The song’s title and chorus echo a slogan that has gained currency under Xi Jinping: the PLA must be capable of “fighting and winning” modern wars. Presenting this through film, song and ceremonial tributes serves two purposes at once. Domestically, it reinforces cohesion, morale and an ethic of unquestioning obedience. Externally, it signals a confident, disciplined force that prizes readiness and unity of purpose.
This particular piece should be read as choreography as much as news. China’s military media routinely packages professional self-image-building with emotional education: heroes past provide a convenient template to shape soldiers’ identity today. That pedagogy is significant because institutional culture — how a military understands sacrifice, command and obedience — matters as much as hardware when it comes to crisis behaviour.

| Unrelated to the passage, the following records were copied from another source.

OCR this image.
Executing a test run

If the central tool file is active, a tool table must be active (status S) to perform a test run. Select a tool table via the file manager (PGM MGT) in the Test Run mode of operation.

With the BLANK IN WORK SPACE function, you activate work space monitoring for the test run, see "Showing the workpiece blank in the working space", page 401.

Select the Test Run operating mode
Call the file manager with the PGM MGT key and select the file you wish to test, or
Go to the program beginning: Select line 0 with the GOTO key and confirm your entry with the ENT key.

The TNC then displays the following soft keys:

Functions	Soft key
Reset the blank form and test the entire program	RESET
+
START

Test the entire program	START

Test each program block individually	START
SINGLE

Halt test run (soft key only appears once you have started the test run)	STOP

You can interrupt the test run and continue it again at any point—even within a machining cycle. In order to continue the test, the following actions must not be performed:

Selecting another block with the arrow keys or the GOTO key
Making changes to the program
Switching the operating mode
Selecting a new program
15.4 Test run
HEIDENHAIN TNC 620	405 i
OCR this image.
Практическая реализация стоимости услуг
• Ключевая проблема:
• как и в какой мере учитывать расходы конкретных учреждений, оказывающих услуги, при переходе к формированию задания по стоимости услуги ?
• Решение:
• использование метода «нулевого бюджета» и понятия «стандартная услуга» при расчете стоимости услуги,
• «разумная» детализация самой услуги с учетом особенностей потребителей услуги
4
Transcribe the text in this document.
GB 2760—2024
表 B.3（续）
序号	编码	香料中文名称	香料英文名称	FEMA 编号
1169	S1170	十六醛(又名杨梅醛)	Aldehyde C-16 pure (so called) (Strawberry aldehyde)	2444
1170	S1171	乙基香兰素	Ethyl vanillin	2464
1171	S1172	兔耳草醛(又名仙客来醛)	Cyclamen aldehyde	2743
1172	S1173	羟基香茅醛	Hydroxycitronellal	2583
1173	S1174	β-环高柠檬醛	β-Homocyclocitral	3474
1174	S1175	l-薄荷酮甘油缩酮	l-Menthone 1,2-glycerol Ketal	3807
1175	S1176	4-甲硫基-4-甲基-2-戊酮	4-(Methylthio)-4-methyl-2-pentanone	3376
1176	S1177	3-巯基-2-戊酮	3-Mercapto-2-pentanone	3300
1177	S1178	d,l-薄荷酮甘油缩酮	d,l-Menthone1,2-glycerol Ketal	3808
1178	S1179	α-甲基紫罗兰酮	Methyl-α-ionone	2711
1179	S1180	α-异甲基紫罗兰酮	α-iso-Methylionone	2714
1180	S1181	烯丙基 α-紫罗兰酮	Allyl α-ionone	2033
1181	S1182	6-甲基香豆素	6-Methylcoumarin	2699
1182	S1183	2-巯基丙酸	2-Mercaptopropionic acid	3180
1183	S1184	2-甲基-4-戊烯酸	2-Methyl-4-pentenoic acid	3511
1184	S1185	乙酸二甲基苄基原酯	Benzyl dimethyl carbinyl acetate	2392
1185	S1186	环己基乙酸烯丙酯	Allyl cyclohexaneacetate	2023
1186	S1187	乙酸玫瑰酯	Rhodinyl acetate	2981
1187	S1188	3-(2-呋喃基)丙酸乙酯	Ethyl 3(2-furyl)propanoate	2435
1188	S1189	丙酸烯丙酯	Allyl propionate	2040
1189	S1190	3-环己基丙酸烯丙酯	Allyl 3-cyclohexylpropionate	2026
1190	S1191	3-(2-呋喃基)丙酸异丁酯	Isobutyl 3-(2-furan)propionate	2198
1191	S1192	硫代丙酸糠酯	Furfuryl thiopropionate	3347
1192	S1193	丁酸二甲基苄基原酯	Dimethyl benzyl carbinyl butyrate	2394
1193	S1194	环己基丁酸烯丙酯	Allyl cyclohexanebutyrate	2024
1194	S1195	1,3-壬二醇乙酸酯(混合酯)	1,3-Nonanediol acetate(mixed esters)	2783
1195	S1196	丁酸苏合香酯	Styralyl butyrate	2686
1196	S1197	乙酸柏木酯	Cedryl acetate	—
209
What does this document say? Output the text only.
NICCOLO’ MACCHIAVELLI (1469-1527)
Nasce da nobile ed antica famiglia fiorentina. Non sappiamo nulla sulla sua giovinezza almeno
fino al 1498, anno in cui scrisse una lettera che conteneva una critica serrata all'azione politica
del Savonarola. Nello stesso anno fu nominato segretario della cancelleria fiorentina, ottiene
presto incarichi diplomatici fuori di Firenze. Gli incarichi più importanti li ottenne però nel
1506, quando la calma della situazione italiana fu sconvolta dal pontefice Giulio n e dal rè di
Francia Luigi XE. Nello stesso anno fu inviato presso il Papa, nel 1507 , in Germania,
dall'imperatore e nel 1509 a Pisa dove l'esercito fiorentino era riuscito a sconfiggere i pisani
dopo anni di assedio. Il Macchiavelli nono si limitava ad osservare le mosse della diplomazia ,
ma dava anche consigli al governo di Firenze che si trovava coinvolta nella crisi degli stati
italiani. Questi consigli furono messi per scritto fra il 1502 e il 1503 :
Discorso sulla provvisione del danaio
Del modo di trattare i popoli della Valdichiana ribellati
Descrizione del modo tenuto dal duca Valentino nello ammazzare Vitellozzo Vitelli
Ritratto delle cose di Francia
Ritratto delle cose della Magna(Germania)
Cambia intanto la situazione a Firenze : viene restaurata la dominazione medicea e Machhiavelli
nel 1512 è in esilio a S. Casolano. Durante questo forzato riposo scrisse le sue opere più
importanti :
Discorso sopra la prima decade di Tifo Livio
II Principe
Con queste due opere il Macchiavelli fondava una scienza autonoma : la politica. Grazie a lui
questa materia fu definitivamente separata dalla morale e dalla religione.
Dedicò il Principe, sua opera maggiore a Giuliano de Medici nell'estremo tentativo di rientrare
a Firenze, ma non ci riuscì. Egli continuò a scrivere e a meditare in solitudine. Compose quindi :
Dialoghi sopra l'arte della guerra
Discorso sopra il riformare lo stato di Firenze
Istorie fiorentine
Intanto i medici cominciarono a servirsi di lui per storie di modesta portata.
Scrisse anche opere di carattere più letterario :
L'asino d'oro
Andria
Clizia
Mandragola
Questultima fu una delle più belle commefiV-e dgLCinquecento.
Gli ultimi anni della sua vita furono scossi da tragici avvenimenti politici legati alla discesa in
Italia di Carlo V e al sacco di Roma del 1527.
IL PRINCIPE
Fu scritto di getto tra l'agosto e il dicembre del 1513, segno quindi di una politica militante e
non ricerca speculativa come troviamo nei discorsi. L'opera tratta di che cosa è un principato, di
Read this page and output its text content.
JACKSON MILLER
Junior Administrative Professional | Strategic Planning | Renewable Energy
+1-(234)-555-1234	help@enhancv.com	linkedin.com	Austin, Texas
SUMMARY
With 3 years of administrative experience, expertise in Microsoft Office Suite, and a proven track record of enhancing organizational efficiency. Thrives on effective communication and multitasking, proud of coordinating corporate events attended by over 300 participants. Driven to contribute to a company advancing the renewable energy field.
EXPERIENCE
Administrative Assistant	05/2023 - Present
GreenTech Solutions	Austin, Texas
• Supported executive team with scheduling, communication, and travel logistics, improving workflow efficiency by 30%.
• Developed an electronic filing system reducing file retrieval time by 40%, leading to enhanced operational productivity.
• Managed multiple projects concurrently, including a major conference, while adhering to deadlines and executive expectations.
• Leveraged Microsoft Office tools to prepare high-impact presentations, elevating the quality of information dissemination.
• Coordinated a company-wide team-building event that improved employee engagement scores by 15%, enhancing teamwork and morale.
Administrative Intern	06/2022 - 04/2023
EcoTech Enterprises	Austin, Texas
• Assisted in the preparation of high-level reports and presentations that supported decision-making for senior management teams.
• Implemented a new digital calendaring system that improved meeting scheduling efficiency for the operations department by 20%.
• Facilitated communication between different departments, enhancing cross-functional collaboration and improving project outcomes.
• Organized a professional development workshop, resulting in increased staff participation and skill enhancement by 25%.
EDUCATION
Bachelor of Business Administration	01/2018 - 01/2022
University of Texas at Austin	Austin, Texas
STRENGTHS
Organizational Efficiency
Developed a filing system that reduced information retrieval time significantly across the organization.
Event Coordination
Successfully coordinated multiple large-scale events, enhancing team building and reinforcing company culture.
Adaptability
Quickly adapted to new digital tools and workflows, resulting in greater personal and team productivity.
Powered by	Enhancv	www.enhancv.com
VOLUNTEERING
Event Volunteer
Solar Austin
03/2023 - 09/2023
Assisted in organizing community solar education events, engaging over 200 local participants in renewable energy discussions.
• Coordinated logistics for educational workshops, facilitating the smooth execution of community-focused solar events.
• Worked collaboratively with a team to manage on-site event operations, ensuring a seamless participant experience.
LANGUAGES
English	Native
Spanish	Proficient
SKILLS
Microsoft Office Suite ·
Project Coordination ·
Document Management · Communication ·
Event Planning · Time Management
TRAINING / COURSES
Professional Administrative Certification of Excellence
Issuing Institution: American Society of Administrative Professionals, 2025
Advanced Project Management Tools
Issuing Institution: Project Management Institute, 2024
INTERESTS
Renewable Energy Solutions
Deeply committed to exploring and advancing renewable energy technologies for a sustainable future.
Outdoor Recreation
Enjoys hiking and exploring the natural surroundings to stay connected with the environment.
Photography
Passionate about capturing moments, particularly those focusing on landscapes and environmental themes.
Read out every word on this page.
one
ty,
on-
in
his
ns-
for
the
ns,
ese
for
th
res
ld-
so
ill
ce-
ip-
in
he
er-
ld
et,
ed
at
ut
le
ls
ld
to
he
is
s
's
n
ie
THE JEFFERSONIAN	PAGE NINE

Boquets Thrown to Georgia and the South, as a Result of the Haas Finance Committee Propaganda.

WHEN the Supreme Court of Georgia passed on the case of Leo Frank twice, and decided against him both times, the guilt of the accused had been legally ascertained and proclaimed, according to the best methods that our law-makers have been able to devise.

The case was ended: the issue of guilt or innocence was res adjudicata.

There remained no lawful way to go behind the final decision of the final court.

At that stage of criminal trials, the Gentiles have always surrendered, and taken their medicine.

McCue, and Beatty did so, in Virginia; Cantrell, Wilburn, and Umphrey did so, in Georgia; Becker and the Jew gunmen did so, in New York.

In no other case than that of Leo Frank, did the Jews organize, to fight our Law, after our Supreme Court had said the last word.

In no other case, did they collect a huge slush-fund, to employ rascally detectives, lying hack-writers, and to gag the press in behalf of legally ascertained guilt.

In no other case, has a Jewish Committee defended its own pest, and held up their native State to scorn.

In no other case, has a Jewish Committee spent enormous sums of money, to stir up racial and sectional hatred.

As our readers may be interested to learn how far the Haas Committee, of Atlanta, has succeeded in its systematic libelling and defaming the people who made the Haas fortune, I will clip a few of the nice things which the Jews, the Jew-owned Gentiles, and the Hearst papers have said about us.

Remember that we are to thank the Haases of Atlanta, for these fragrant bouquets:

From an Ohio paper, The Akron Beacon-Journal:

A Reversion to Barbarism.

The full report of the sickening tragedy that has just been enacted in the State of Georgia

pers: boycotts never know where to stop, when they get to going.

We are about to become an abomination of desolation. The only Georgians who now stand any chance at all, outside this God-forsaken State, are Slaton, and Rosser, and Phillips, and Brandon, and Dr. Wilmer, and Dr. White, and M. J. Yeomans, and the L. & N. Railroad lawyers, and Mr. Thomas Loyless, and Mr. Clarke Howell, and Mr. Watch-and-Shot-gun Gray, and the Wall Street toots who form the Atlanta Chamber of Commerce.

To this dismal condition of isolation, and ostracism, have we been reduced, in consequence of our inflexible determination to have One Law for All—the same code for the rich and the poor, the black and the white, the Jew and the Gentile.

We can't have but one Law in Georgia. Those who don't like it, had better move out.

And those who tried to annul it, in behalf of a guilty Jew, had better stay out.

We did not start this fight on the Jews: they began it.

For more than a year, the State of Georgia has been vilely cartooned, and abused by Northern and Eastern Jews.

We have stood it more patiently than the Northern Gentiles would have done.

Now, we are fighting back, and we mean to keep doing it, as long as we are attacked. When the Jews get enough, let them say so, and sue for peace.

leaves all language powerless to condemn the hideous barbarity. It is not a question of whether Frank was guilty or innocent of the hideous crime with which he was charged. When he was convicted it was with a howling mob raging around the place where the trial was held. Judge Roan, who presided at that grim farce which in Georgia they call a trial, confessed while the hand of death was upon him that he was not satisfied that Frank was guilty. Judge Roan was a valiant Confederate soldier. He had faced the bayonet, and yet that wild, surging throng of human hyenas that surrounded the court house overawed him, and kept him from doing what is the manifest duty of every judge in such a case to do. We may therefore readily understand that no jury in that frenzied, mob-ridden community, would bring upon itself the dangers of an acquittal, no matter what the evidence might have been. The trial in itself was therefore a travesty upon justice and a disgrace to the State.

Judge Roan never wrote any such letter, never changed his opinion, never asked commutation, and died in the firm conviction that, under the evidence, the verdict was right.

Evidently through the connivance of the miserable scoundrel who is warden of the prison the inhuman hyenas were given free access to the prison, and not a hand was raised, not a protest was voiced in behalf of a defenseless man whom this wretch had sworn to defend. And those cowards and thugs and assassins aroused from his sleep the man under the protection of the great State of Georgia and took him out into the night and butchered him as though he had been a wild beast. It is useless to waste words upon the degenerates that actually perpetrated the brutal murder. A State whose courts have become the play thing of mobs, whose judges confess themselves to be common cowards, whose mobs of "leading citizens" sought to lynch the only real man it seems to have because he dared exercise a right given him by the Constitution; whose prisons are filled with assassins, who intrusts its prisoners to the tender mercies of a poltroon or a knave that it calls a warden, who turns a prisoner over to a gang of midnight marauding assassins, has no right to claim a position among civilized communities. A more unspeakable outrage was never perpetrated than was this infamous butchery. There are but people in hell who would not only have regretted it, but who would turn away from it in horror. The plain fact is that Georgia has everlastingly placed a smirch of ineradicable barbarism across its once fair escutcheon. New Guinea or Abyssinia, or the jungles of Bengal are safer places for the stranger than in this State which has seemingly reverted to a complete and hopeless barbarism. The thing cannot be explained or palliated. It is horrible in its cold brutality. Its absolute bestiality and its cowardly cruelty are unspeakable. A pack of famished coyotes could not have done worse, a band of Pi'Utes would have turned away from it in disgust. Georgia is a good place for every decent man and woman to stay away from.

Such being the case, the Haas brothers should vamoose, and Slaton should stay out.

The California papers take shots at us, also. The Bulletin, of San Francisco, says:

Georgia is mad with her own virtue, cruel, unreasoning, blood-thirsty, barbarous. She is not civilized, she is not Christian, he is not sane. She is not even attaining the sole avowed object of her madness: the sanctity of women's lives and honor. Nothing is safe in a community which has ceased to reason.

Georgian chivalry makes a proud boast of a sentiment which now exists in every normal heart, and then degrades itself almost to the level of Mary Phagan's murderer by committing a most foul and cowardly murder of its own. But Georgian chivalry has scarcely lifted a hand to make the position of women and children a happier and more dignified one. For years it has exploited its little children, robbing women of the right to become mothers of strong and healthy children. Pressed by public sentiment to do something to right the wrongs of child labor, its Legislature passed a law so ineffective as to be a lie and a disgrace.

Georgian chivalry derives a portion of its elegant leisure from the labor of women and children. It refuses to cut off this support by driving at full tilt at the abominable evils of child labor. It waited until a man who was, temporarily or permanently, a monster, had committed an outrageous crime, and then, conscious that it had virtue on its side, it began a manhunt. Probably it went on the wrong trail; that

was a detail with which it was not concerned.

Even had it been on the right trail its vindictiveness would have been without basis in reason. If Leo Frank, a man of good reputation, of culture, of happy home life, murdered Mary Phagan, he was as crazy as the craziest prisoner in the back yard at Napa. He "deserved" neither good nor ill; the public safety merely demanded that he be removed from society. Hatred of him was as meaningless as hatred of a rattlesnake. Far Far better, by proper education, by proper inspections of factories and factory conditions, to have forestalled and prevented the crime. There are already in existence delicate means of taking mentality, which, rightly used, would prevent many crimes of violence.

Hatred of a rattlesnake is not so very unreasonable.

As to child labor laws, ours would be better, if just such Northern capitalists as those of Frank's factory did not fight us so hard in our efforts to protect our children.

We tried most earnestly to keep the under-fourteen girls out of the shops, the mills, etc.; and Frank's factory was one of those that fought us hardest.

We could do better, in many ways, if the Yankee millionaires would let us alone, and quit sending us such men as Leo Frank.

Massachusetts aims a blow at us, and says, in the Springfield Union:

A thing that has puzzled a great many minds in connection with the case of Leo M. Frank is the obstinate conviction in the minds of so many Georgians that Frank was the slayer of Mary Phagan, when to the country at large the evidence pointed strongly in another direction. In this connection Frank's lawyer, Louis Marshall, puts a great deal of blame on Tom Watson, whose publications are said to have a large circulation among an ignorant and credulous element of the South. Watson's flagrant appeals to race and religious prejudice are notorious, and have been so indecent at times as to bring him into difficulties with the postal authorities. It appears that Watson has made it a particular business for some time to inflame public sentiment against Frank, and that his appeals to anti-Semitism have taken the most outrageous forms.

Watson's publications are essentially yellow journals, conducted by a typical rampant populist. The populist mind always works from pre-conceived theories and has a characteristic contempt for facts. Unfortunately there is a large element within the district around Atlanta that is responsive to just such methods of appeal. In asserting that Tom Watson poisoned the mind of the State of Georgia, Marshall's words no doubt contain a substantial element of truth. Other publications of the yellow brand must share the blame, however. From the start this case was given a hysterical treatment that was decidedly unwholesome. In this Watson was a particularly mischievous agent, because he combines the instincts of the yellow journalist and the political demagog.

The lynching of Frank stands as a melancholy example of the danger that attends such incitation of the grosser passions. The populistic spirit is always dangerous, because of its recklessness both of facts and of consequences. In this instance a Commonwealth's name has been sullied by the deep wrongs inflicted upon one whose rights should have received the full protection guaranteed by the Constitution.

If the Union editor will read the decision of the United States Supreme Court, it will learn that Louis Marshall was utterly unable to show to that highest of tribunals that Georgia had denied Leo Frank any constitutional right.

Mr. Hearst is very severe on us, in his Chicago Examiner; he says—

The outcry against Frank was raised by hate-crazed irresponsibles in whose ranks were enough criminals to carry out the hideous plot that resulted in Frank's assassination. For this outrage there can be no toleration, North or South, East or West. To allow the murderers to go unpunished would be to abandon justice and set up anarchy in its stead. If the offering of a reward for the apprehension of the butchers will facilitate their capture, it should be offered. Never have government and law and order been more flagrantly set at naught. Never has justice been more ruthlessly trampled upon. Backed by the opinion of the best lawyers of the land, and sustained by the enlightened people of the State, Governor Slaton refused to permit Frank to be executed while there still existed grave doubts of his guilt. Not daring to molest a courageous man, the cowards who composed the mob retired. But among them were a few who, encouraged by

For international observers, the performance is a reminder that the PLA’s modernisation is not only technical but cultural. Advanced satellites, missiles and cyber capabilities meet a political logic that prizes ideological reliability. The emphasis on hero-worship and ritualized pledges complements drills and procurement, reducing the risk of fragmentation in prolonged crises but also hardening a utilitarian view of human cost.
The broader context matters. China’s leadership has stepped up patriotic campaigns and military messaging alongside more varied and visible exercises in the East and South China Seas, and around Taiwan. While ceremonial songs do not change force posture by themselves, they are a low-cost means of marshaling public support and signalling to adversaries that the PLA’s leadership believes its forces are both ready and morally bound to achieve victory.
In short, what looks like a short morale-boosting segment is part of a larger, purposeful effort to align history, ideology and modern military aims. Watching troops sing a wartime anthem is less quaint commemoration than calculated statecraft: it cultivates a fighting identity the Party believes will matter when the ordinary instruments of deterrence are put to the test.